We report a set of rare copper-catalyzed reactions of alkanes with simple amides, sulfonamides, and imides (i.e., benzamides, tosylamides, carbamates, and phthalimide) to form the corresponding N-alkyl products. The reactions lead to functionalization at secondary C–H bonds over tertiary C–H bonds and even occur at primary C–H bonds. [(phen)­Cu­(phth)] (1-phth) and [(phen)­Cu­(phth)2] (1-phth2), which are potential intermediates in the reaction, have been isolated and fully characterized. The stoichiometric reactions of 1-phth and 1-phth2 with alkanes, alkyl radicals, and radical probes were investigated to elucidate the mechanism of the amidation. The catalytic and stoichiometric reactions require both copper and tBuOOtBu for the generation of N-alkyl product. Neither 1-phth nor 1-phth2 reacted with excess cyclohexane at 100 °C without tBuOOtBu. However, the reactions of 1-phth and 1-phth2 with tBuOOtBu afforded N-cyclohexylphthalimide (Cy-phth), N-methylphthalimide, and tert-butoxycyclohexane (Cy-OtBu) in approximate ratios of 70:20:30, respectively. Reactions with radical traps support the intermediacy of a tert-butoxy radical, which forms an alkyl radical intermediate. The intermediacy of an alkyl radical was evidenced by the catalytic reaction of cyclohexane with benzamide in the presence of CBr4, which formed exclusively bromocyclohexane. Furthermore, stoichiometric reactions of [(phen)­Cu­(phth)2] with tBuOOtBu and (Ph­(Me)2CO)2 at 100 °C without cyclohexane afforded N-methylphthalimide (Me-phth) from β-Me scission of the alkoxy radicals to form a methyl radical. Separate reactions of cyclohexane and d12-cyclohexane with benzamide showed that the turnover-limiting step in the catalytic reaction is the C–H cleavage of cyclohexane by a tert-butoxy radical. These mechanistic data imply that the tert-butoxy radical reacts with the C–H bonds of alkanes, and the subsequent alkyl radical combines with 1-phth2 to form the corresponding N-alkyl imide product.

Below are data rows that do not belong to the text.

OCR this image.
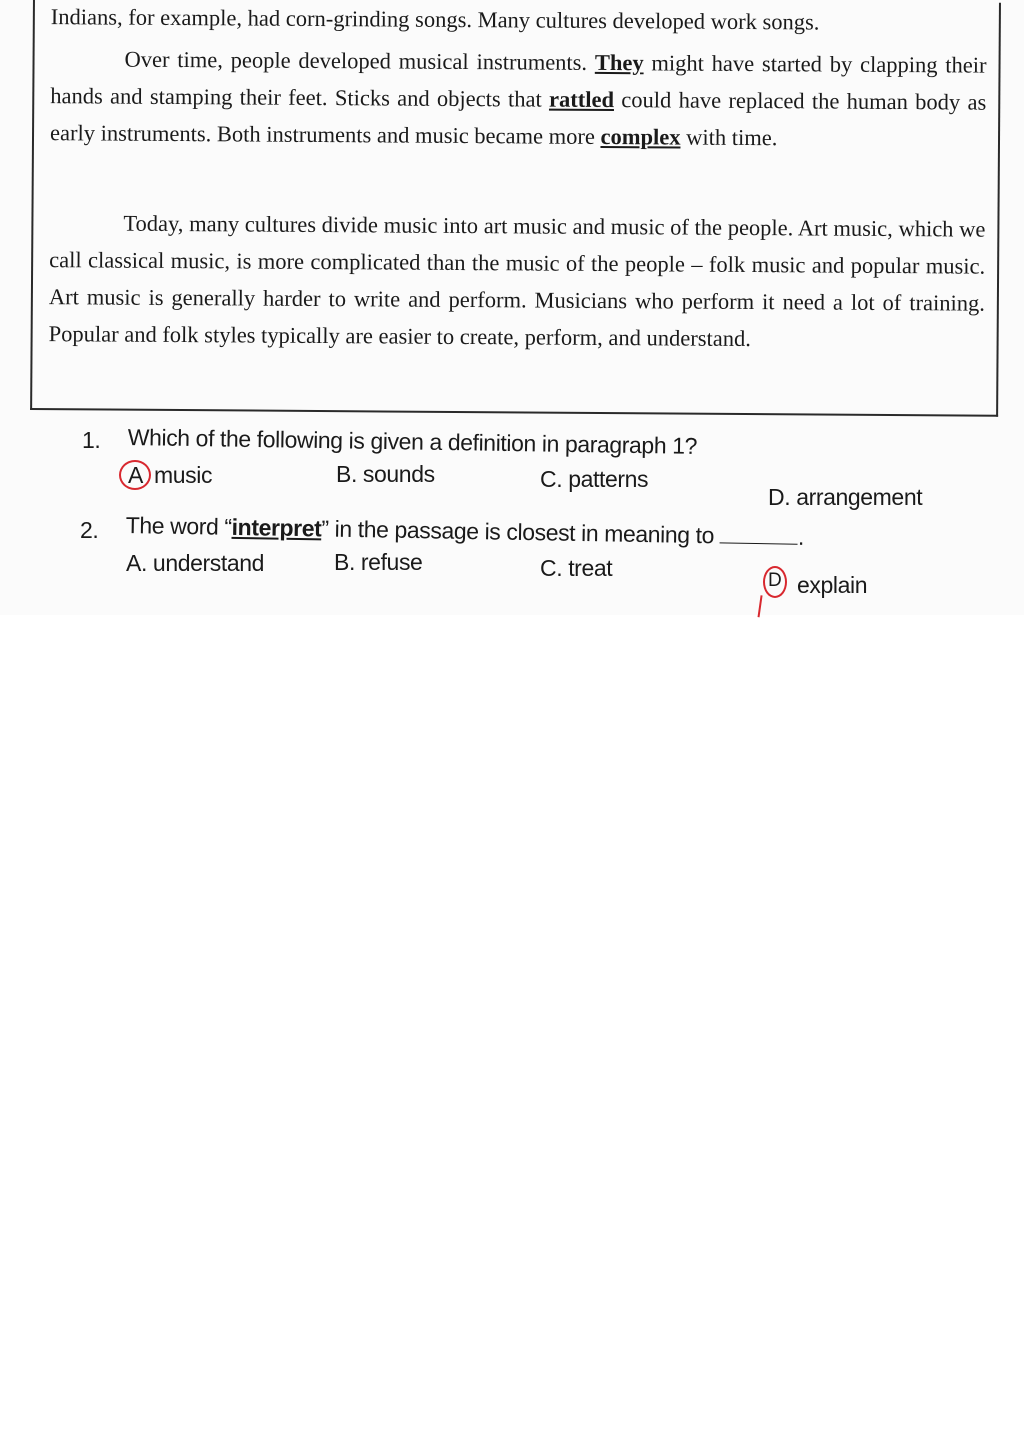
Indians, for example, had corn-grinding songs. Many cultures developed work songs.

Over time, people developed musical instruments. They might have started by clapping their hands and stamping their feet. Sticks and objects that rattled could have replaced the human body as early instruments. Both instruments and music became more complex with time.

Today, many cultures divide music into art music and music of the people. Art music, which we call classical music, is more complicated than the music of the people – folk music and popular music. Art music is generally harder to write and perform. Musicians who perform it need a lot of training. Popular and folk styles typically are easier to create, perform, and understand.

1. Which of the following is given a definition in paragraph 1?
A music	B. sounds	C. patterns
D. arrangement
2. The word “interpret” in the passage is closest in meaning to	.
A. understand	B. refuse	C. treat	D explain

我们报道了一例罕见的铜催化烷烃与简单酰胺、磺酰胺及酰亚胺（即苯甲酰胺、对甲苯磺酰胺、氨基甲酸酯与邻苯二甲酰亚胺（phth））发生反应生成对应N-烷基化产物的体系。该反应优先在二级碳氢键（而非三级碳氢键）上实现官能团化，甚至可发生于一级碳氢键。本反应的潜在中间体[(1,10-菲啰啉（phen）)Cu(phth)]（记为1-phth）与[(phen)Cu(phth)₂]（记为1-phth₂）已被分离并完成全表征。我们通过1-phth、1-phth₂分别与烷烃、烷基自由基及自由基探针的计量反应，对该酰胺化反应的机理进行了阐释。催化与计量反应均需要铜与二叔丁基过氧化物（tBuOOtBu）协同作用以生成N-烷基化产物。在无tBuOOtBu的条件下，1-phth与1-phth₂均无法与过量环己烷在100 ℃下发生反应。然而，当1-phth或1-phth₂与tBuOOtBu反应时，可生成N-环己基邻苯二甲酰亚胺（Cy-phth）、N-甲基邻苯二甲酰亚胺（Me-phth）与叔丁氧基环己烷（Cy-OtBu），其摩尔比约为70:20:30。自由基捕获剂实验结果证实，反应过程中生成了叔丁氧基自由基，该自由基可引发烷基自由基中间体的形成。在体系中加入四溴化碳时，环己烷与苯甲酰胺的催化反应仅生成溴环己烷，这一结果进一步证明了烷基自由基中间体的存在。进一步的计量反应实验表明，在100 ℃且无环己烷的条件下，[(phen)Cu(phth)₂]与tBuOOtBu及(Ph(Me)₂CO)₂反应时，可生成N-甲基邻苯二甲酰亚胺（Me-phth），该产物源自烷氧基自由基的β-甲基断裂并生成甲基自由基。分别以环己烷与氘代十二环己烷（d12-cyclohexane）为底物与苯甲酰胺进行反应，结果表明催化反应的决速步为叔丁氧基自由基对环己烷的碳氢键断裂过程。上述机理实验数据表明，叔丁氧基自由基可与烷烃的碳氢键发生反应，生成的烷基自由基随后与1-phth₂结合，最终得到对应N-烷基酰亚胺产物。